Я кивнула. Значит, Кевин тоже был фриком. Как я.
– Не то чтобы мы дружили, – продолжил Дэвид, глядя на место пожара. – Кевин был гениальным басистом, настоящий талант. Он мог далеко пойти. Но во всем остальном… – Он не договорил, разрывая носком кроссовка пепел.
– Что ты хочешь сказать?
Дэвид взглянул на меня беспомощно. Но мой вопросительный взгляд подбодрил его, и он продолжил.

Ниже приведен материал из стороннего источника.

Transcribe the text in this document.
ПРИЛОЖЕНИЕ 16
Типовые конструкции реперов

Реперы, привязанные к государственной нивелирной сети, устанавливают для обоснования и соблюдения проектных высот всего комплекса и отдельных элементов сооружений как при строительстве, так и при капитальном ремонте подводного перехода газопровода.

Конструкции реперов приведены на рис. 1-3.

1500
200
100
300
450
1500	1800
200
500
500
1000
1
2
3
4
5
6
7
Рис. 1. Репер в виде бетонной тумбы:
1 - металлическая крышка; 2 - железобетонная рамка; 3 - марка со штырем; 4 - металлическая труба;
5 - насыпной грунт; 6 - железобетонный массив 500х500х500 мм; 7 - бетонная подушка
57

– О мертвых плохо не говорят, но… Кевин мог себя вести как настоящий придурок. Он всегда думал только о себе. Он знать не знал о таких вещах, как дружба и привязанность. Мы находили с ним общий язык на репетициях и выступлениях, однако с ним всегда было трудно. Насколько я знаю, отец бросил их с матерью еще до рождения Кевина. Ушел от беременной жены. Возможно, потому что уже тогда она была алкоголичкой. Я никогда не видел мать Кевина трезвой – думаю, это было ее обычное состояние.
«Разумеется, ему было плохо», – подумала я. В клинике я познакомилась со многими детьми алкоголиков. А уж о том, как можно злиться на собственного отца, бросающего ребенка в беде, мне было известно как никому другому.
– Насколько я могу судить, Кевин был воплощением эгоизма. Может, слышала, как говорили про него? Кевин – это не имя, это диагноз. Так оно и было. Если бы он не был гениальным бас-гитаристом, мы бы вообще не стали с ним связываться.
Чтобы защитить других, «но также ради его собственного блага», как сказал бы господин Суперкорректность из гимназии.
– Значит, у него не было близкого человека, – сделала вывод я.
– Поначалу он был одинок, – ответил Дэвид, – но потом появилась Ронья. Она была такая же, как он, – два сапога пара. Она носила черные шмотки, сделала прическу как у готов и носила все эти ужасные амулеты. Точно так же, как Кевин. Именно ей мы обязаны названием своей команды. «Семейка Барлоу». Как верховный вампир в романе Стивена Кинга.